The city’s critically important effort to launch a public-private partnership to complete the Honolulu rail project is running nearly four months behind the schedule mapped out by the Honolulu Authority for Rapid Transportation last year, but the head of the rail authority says the effort is still on track.
The so-called P3 contract is expected to be the largest in city history, and last month the city announced it had delayed the next major deadline in the solicitation until April 12. The original deadline for that step, which involves having potential bidders submit their qualifications to HART and the city, was Dec. 21.
The city also has delayed the projected date for awarding the huge P3 contract from Sept. 30 to Oct. 30.
The consultants who are overseeing development of the Honolulu rail line on behalf of the Federal Transit Administration have repeatedly expressed concern about delays in awarding the contract for that last segment of rail through the city center, warning that continued slippage in the schedule will force delays in opening the 20-mile line.
Hill International Inc., which oversees the rail project for the FTA, has warned that the city has only about a year of “float” time, or schedule cushion, to accommodate delays if HART is to meet its goal of opening the 20-mile line by its target date of December 2025.
According to Hill, the city used up about 50 days of that cushion last year as it sought approval from the HART board of directors for the new P3 procurement strategy. HART hopes to make up that time later in the process.
The first part of the two-step P3 solicitation requires that all interested companies submit their qualifications so a panel made up of HART and city officials can select the top three candidates, who will then advance into the second phase of the request-for-proposals process.
HART CEO Andrew Robbins said “more than one” potential bidder asked the city for extra time to prepare presentations of its qualifications, and “we’re trying to maximize competition here, so whenever possible, we try to accommodate the potential bidders.”
“The key thing is, we have enough room in our overall schedule that it’s not going to affect our projected opening of December 2025,” he said. “Bottom line is, these are intermediate dates, and it’s very common in these kinds of processes that they have to move a little bit.”
The city and HART also delayed release of the second phase of the request for proposals. The plan now is to issue the Phase 2 RFP to the top three P3 competitors on May 3; the original deadline was Jan. 25.
HART has earmarked $1 million that will be paid to the unsuccessful P3 bidders to compensate them for some of their costs of preparing proposals, a step Robbins has said is also designed to encourage competition. “It’s meant to partially compensate them,” he said. “These kinds of bids can be in the millions of dollars” to prepare.
However, Robbins said some of the potential bidders have asked the city to increase that amount, and the city is considering that request.
The city center portion of the rail line is the most complex and difficult piece of the project, and awarding a contract for it has been delayed for years.
HART originally solicited proposals for developing the city center portion of the rail line in 2015, but canceled that procurement in August 2017 after the project ran short of funding and encountered other problems. State lawmakers then approved a $2.4 billion financial bailout of the rail project later that year.

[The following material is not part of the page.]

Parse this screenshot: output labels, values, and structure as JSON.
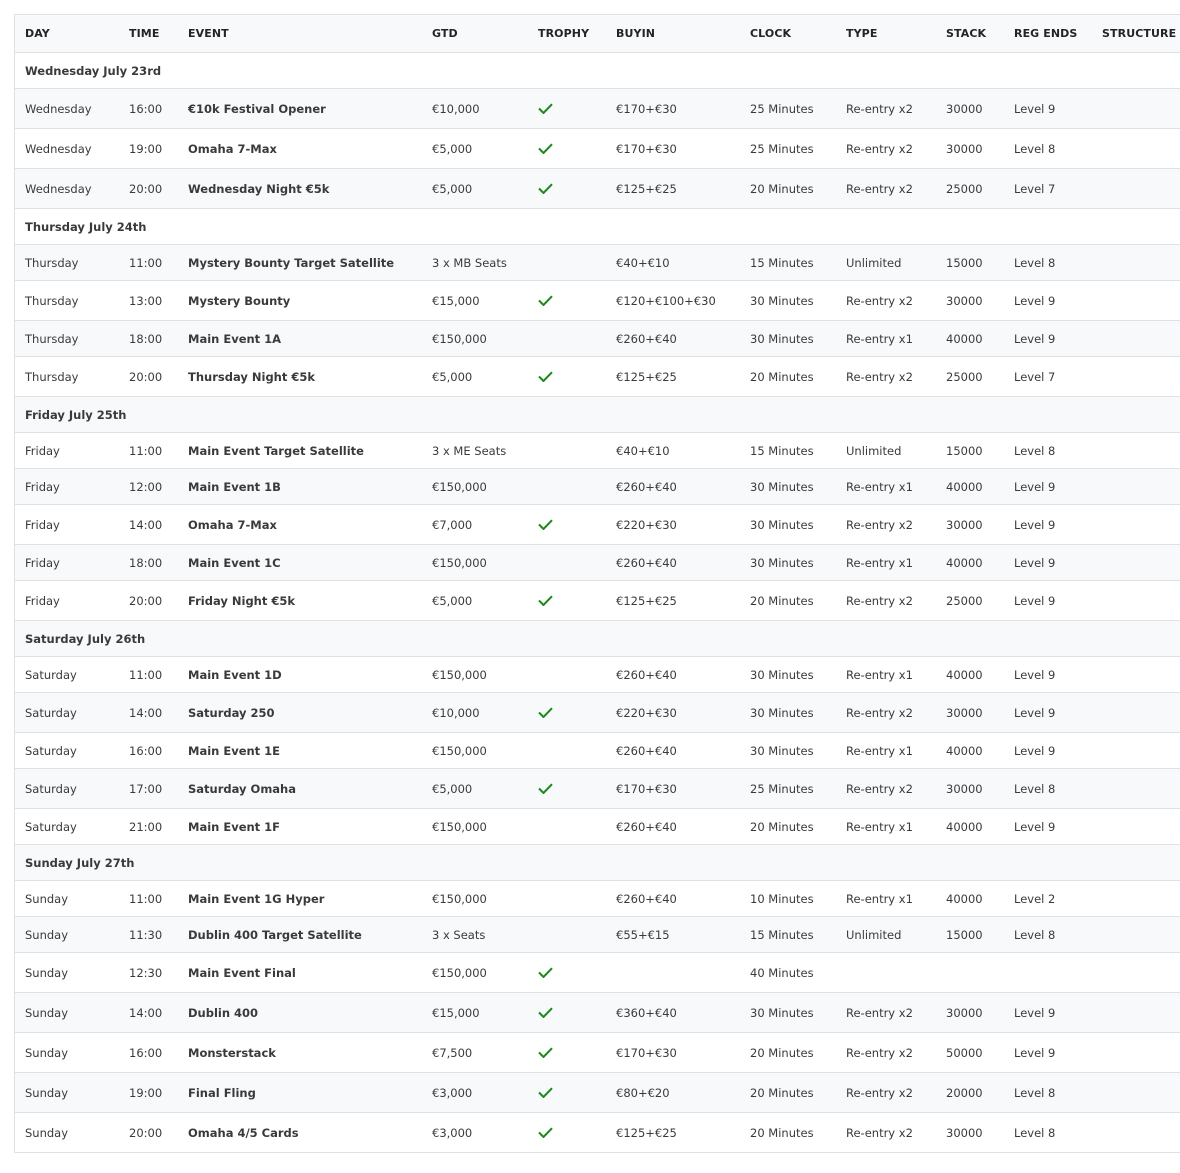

Last fall the HART board approved the new P3 plan to restart the solicitation to find a developer to build the 4.16 miles of rail line and eight stations from Middle Street to Ala Moana Center. That new plan also would require the developer to build a 1,600-stall parking garage and transit center at Pearl Highlands.
The construction component of the P3 contract alone is expected to cost the city about $1.4 billion, which would be financed by the contractor. The contractor also would be tasked with operating and maintaining the entire 20-mile rail line for 30 years at a cost to the city of between $127 million and $144 million per year.
Those operating costs will eventually amount to billions of dollars over the life of the contract, but the city has not yet identified exactly where that money will come from.
The P3 procurement process itself will be extremely complicated, and the decision to switch from a more traditional design-build construction strategy to a P3 contract in the middle of the project is “unique to HART,” according to the rail authority.
That is mostly because the project is nearly half built, and the P3 strategy is generally adopted at the outset.
In 2012 the city projected the entire rail line would be open by next year, but that schedule proved to be far off the mark. The FTA’s consultant now calculates there is only a 65 percent chance the project will be completed by September 2026.